シモジマの紙皿(GPY-26)です。50枚で千円ちょっと、1枚20円程は災害備蓄としては安いと思います。昼と夜、1日2枚の消費で1か月近くになります。

防御マスクとガウン

 家族や他人にケアをしてもらわなければならないとき、部屋に入ってもらうのはリスクが高いです。

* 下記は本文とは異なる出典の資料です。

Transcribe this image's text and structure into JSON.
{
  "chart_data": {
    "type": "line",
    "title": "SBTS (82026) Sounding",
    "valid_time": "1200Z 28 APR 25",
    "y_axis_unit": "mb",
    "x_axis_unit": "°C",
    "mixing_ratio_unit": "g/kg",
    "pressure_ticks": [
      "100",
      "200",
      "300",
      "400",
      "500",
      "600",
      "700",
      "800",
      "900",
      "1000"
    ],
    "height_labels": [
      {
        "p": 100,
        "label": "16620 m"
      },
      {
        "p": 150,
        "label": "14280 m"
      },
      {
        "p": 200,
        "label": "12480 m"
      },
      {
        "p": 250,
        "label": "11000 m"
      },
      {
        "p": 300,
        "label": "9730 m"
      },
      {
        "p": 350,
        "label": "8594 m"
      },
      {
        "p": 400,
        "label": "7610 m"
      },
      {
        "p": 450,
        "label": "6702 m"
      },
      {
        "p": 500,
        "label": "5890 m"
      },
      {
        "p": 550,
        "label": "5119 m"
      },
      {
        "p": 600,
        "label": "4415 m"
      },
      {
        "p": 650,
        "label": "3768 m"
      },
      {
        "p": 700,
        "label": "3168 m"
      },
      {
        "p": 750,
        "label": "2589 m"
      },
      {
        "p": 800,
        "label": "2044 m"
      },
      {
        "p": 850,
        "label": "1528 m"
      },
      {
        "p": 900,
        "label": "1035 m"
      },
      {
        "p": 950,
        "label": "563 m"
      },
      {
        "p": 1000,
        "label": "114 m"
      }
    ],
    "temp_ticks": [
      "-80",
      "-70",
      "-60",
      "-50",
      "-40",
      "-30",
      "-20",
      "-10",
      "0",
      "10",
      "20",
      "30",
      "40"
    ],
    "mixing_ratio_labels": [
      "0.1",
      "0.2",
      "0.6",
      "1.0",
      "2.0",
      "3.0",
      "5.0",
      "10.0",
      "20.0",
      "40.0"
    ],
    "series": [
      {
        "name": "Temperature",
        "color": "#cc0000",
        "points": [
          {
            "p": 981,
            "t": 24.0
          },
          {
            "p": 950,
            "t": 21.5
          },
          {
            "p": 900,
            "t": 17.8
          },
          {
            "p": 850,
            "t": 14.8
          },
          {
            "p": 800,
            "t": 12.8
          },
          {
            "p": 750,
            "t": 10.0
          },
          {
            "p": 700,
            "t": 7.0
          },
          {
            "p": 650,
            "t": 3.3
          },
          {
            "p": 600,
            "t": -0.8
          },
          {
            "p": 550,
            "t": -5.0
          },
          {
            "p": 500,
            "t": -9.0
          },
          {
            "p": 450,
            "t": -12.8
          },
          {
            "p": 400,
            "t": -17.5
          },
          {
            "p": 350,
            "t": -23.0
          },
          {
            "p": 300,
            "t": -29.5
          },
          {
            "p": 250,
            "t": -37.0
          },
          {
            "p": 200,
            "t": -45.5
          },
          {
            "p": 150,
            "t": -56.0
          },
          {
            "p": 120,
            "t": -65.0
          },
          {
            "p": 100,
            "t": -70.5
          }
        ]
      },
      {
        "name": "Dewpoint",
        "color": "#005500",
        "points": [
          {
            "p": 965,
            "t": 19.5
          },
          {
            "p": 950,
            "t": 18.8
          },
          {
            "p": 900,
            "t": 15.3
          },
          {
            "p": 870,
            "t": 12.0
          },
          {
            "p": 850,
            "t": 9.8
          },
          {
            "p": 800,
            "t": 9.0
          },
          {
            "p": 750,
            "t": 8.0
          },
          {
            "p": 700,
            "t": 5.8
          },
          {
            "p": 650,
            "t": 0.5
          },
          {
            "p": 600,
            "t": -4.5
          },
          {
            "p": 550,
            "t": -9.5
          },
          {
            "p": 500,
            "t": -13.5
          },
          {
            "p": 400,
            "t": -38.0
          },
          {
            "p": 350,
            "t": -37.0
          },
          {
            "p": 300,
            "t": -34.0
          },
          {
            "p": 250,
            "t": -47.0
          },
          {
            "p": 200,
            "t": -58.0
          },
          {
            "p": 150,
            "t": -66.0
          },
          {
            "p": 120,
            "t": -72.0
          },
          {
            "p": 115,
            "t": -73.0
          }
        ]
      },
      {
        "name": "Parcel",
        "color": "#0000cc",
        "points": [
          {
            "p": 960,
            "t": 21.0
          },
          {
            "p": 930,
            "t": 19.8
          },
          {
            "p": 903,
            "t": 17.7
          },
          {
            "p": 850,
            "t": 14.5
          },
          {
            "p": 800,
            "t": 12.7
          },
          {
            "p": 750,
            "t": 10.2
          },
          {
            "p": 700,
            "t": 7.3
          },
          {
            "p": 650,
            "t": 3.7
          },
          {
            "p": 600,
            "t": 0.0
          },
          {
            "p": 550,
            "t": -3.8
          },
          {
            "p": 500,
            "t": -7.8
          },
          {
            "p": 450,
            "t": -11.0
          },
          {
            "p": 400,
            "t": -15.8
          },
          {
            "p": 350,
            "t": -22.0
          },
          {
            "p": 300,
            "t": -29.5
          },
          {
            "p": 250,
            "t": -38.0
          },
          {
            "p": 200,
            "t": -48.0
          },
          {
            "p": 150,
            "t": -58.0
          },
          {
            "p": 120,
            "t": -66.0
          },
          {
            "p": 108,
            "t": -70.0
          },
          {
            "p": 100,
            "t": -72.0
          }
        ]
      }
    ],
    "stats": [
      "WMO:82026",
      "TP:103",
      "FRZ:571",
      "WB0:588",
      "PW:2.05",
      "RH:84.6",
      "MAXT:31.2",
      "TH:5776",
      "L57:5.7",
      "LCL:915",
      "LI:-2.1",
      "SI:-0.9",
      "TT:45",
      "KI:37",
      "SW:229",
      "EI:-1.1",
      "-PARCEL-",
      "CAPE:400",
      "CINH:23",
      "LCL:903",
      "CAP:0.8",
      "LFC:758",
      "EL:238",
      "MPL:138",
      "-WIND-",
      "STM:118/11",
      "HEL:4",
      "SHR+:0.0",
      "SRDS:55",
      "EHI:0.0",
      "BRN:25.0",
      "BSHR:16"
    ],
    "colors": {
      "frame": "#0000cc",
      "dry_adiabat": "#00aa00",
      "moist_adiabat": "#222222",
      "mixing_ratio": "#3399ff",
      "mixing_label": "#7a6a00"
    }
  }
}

 どうしてもというときには、以下の個人防護具(PPE)を装着してもらう予定です。

  • フルフェイスマスク(自作)
  • ガウン(医療用)
  • グローブ(ビニル手袋)

 2020年春には工事用のゴーグルと防塵マスクを買いましたが、その後、国立京都医療センターの救急医のリクエストを受けてフルフェイス型のマスクを開発したので、もし自宅療養となれば人工鼻を装着してフルフェイスで対応してもらいます。
 または、患者がフルフェイスマスク、または防塵マスクを装着してウイルスをまき散らさないという方法も考えます。

工事用ゴーグル
工事用防塵マスク

 アイソレーションガウンを着て、人工鼻搭載のフルフェイスマスクをかぶり、ビニル手袋などを身に付ければ病院内での防護に近いレベルになります。
 家族ケアにどのレベルが必要かわかりませんが、安全のため揃えられるものは揃えて、備えています。

アイソレーションガウン
自作の人工鼻搭載フルフェイスマスク
使い捨てのガウンです。簡易な作業であればこれでも十分だと思います。気になるようでしたら、衣服はジャージなどを用意して、その場で脱ぎ着してもらい、生活空間にはウイルスを持ち込まない配慮をすれば良いかと思います。



これまでと、これから

2020年春

 2020年の3月頃に上述のモノは揃えました。

 当時注文した物で、いまだに納入されないパルスオキシメーターはさておき、だいたいの物は調達できています。


組立前

 まだ準備中ですが、園芸用のテントを買いました。

 宅内にテントを張って、ウイルスの漏れをより少なくしようと考えています。

 ただし、何日もテントの中に居るのは精神的に参りそうですし、エアコンの風も行き届かないので、様子観察です。


パルスオキシメーター

 パルスオキシメーターの入手はつい最近です。
 2021年3月に親戚からいただきました。

 ただし、これはパルスオキシメーターとは呼べないと思います。
 医療機器の認証を取っていない製品のようです。

 医療機器であれば本来、本体や箱に表示すべき文言がありますが、この製品にはありませんでした。
 添付文書も付いていません。

親戚にもらった測定デバイス
病院で使われる使われるパルスオキシメーター

陰圧だけは代用がきかない

 ここまで色々と書きましたが、代用がきかないのは陰圧システムとバッグバルブマスクだと思います。

 聴診器やパルスオキシメーターはそのものを代用するものがありませんが肩で呼吸をする、紫の唇、顔面蒼白で血の巡りが悪そうであれば数値で見なくてもわかると思います。

 バッグバルブマスクについては医療機器であり、医療従事者が取り扱うべきものですが、今回は緊急事態を想定しているので、もし入手できれば持っていても良いと思います。

 陰圧装置は雑品です。医療機器では無いので誰でも取り扱うことができます。
 一家に一台という物でもありませんが、自治会に一台以上あっても良いようなレベル感だと思います。
 大阪府内で1日千人、10日で1万人の患者発生という事は、10日もすれば880人に1人が感染経験者、1か月もすると300人に1人が感染経験者になります。
 200世帯、500人くらい居る自治会なら、1か月の内に1~2世帯は感染者がいる計算になります。

 私案ですが、自治会内で感染者が発生したら陰圧装置を買う、それまでは準備だけしておくという事で良いと思います。
 感染者が出たらすぐに買う、治ったら自治会の資産として保有し次の感染者発生時に貸与する、こうすることで何かあっても安心な地域になると思います。

簡易陰圧装置パンフレット(PDF)

簡易陰圧システムに関する話題を集めています

ワクチン接種まで半年の注意

 ワクチンの効果があることを前提に、国民の接種がある程度まで終わるとされる半年後まで、COVID-19に感染しない努力をします。

 社会活動をゼロにしては会社も成り立たなくなってしまいますのでリモートを活用し、人との接触8割減を実践しながら、ビジネスを成り立たせていきます。

 仕事の半分は医療機関・医療従事者との関係ですので、そちらはワクチン接種が先行している関係から、比較的ハードルが下がりそうな気配が見えています。